I am sure my oncologist didn’t want me getting my nails done, but I needed something to make me feel pretty.
13) Dry, Cracked Feet. This was so painful (and quite embarrassing when I went to get a pedicure). No amount of foot scrub, lotion, soaking, shaving off dead skin helped – this only happened after my 3rd treatment and remedied itself by my 5th treatment (so around 6 weeks). It hurt to walk because my feet were so dry and cracked.
What I did:
- Soaked feet
- Put lotion on my feet 4-6 times per day
- Put on moisturizing socks
- Used a pumice stone to get rid of the dead skin.
- And of course, got a pedicure.
14) Achy Bones. After my final chemo treatment it became very difficult to walk. My bones ached and I almost cried when I had to get up to use the bathroom. I had to use one of my dining room chairs as a “walker” to help me get around the house. I also had to use the walls. I was not able to walk without assistance due to the extreme pain.
What I did:
- All I could do was switch out Motrin and Extra Strength Tylenol and rest.

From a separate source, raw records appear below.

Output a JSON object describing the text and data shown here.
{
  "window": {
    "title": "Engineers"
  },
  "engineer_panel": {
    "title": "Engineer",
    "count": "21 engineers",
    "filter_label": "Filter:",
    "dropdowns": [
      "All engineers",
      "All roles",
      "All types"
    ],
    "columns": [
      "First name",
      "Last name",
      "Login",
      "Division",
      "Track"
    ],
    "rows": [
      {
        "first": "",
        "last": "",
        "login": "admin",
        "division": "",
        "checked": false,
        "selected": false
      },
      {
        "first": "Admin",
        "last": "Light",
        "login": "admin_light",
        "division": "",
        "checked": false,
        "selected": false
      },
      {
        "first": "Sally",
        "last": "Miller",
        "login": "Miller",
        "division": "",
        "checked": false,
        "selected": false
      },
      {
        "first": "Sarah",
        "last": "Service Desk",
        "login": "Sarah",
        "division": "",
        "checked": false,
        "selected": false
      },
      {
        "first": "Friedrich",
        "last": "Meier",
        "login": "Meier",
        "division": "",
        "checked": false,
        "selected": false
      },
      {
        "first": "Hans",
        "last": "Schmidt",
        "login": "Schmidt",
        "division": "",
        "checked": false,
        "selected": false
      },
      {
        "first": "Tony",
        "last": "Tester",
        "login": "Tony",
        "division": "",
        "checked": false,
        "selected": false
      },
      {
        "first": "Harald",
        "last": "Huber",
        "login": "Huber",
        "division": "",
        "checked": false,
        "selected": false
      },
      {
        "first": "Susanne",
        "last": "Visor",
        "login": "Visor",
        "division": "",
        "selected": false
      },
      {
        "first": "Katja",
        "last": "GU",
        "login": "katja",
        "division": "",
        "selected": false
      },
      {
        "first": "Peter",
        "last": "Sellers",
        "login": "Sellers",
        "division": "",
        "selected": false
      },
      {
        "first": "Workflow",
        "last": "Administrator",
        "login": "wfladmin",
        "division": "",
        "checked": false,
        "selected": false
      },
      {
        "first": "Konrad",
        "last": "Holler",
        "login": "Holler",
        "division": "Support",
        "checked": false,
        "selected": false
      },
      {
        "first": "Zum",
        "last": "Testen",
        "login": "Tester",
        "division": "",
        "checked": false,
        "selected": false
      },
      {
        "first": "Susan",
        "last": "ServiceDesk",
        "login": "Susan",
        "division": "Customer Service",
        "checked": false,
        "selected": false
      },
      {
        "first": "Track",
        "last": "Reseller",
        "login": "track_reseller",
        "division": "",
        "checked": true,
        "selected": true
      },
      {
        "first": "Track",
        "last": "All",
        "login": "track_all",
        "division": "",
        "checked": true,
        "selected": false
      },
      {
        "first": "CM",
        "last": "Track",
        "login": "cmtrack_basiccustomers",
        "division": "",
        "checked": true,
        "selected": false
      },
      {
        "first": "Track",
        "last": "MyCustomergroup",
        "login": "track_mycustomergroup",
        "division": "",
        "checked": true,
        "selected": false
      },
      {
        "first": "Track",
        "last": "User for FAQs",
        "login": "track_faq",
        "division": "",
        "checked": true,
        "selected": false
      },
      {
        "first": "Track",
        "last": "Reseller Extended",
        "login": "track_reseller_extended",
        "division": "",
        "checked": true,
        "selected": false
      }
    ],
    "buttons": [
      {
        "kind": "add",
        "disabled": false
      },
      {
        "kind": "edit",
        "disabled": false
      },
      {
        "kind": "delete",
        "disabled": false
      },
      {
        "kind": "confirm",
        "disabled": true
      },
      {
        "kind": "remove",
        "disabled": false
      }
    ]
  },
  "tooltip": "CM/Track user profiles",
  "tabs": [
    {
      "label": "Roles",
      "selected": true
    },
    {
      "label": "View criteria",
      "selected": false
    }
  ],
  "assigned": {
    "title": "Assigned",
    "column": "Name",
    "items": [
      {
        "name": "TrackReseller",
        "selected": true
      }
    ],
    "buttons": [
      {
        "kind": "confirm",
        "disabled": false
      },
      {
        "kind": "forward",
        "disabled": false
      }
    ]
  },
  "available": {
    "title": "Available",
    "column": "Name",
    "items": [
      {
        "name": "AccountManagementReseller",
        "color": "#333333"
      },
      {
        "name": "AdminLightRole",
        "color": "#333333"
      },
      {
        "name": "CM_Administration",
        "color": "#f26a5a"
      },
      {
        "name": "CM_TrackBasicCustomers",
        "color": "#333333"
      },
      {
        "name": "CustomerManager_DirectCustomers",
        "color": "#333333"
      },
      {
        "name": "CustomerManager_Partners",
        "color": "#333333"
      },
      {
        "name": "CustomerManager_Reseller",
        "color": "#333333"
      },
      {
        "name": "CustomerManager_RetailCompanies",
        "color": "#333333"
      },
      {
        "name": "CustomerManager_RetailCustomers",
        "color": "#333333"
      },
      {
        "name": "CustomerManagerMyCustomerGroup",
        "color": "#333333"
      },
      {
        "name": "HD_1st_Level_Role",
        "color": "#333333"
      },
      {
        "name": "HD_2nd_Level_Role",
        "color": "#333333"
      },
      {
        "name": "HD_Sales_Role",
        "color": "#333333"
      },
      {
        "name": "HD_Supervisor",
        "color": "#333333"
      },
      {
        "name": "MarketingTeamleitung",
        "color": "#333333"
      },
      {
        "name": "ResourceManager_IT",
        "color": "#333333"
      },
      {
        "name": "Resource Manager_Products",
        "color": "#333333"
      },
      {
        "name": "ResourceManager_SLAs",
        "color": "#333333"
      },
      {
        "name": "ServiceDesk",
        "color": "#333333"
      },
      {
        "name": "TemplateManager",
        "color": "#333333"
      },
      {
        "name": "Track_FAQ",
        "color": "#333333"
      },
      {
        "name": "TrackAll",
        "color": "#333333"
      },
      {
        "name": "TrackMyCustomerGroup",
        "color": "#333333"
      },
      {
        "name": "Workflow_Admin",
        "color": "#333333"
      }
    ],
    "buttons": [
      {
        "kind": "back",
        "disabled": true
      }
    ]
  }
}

I am sure if I’d have called my oncologist’s office they would have prescribed me something … but then I would have to go get it and I was not able to do that.
I had several other small side effects, but these were the most uncomfortable and apparent. I created this list so if you or anyone you know is going through any of these side effects you can try some of these suggestions … or at the very least know that you’re not the only one and that it does end one day and it’ll all be a memory!
If you had any other side effects or you know of any remedies, please put them here in the comment section so others who are battling breast cancer and struggling through chemo have a resource.